The patients aren’t the only ones benefitting. Health care systems enjoy more “bang for their buck” with mobile clinics. The Mobile Health Map reports that an analysis on return on investment for mobile clinics shows that for every $1 spent, organizations save $12.
The proven benefits that mobile clinics have had across the nation are why Alexander and Watt have been happy to see the center not limiting itself to Upstate counties. The staff’s “clinic campaigns” held in conjunction with other mobile clinics have stretched as far as the Lowcountry, and the center welcomes other mobile partnerships in the future.
“We treat and educate patients,” Kyle said. “We take care of the immediate needs and put them on a path to better health.”
Working together
A fleet of vehicles and a secure wi-fi connection doesn’t count for much if that connection is unreliable or nonexistent.
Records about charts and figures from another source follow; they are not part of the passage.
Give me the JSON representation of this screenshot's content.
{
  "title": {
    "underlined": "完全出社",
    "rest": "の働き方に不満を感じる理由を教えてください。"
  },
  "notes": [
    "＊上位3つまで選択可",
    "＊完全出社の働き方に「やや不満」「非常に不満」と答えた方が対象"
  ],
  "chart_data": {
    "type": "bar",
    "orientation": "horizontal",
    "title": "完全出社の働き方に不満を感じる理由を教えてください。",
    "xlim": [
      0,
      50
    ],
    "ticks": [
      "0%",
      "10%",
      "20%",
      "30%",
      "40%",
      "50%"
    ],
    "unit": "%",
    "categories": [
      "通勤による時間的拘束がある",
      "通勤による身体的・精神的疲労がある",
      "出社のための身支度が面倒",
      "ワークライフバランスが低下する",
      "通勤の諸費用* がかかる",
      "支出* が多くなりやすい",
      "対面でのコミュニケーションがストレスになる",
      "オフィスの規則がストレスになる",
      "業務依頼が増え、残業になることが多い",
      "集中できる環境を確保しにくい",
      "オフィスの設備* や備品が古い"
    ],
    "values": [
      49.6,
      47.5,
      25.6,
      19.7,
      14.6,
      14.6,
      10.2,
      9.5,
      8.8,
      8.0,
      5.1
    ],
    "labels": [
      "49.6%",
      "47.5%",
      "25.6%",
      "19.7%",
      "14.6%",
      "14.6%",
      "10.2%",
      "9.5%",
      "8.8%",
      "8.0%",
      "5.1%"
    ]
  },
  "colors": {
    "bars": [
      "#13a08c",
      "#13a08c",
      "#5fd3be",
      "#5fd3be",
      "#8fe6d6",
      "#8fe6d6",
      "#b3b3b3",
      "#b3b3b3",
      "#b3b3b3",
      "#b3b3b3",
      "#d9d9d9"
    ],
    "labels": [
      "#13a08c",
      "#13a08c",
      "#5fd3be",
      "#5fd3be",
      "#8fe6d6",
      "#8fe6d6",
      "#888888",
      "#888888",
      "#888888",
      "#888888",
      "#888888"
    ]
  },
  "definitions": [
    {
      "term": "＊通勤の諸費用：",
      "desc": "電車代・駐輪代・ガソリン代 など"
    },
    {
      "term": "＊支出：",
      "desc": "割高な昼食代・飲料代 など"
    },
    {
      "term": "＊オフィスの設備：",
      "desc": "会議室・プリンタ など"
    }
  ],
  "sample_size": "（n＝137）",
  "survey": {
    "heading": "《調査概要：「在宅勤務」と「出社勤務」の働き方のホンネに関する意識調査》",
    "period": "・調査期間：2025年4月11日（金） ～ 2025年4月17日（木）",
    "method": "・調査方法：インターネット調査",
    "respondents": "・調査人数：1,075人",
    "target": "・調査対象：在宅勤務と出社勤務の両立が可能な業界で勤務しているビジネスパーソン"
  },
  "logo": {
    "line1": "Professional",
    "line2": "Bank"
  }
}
While the center gears up for continued growth, it has already remedied the issue thanks to efforts to bring high speed broadband technology to 102 health care sites across the state. In summer 2018, Clemson received a funding commitment from the Universal Service Administration Company Rural Health Care Program to bring connectivity that would improve the efficiency of rural health outreach efforts.
The funding streamlines the way mobile clinics operate in rural areas. It also provides an economic boost to South Carolina companies tasked with hardwiring sites and mobile clinics. However, the real beneficiaries are people in underserved communities.
“Previously, technology tied our hands,” Watt said. “If patients came steadily, we could make it work, but if many came at once we often couldn’t see them because of delays in service. A more stable connection has changed all of that so that we can see more patients.”
James McElligott serves as medical director for the Medical University of South Carolina Center for Telehealth and as co-chair for the South Carolina TeleHealth Alliance advisory council. He explains that many gaps in care for diabetes, cardiovascular health and pre-term deliveries for pregnancies are due to lack of access to prevention and screening. Although MUSC has been involved in telehealth initiatives since 2005, McElligott has seen the number of related initiatives accelerate in the last five years.
“This is another reason to bring MUSC and Clemson closer together to collaborate and accomplish great things in the realm of public health,” McElligott said. “It gives us all more options when we strategize our delivery of health care to the people who need it. This is a tangible and real front that we can work on and further develop.”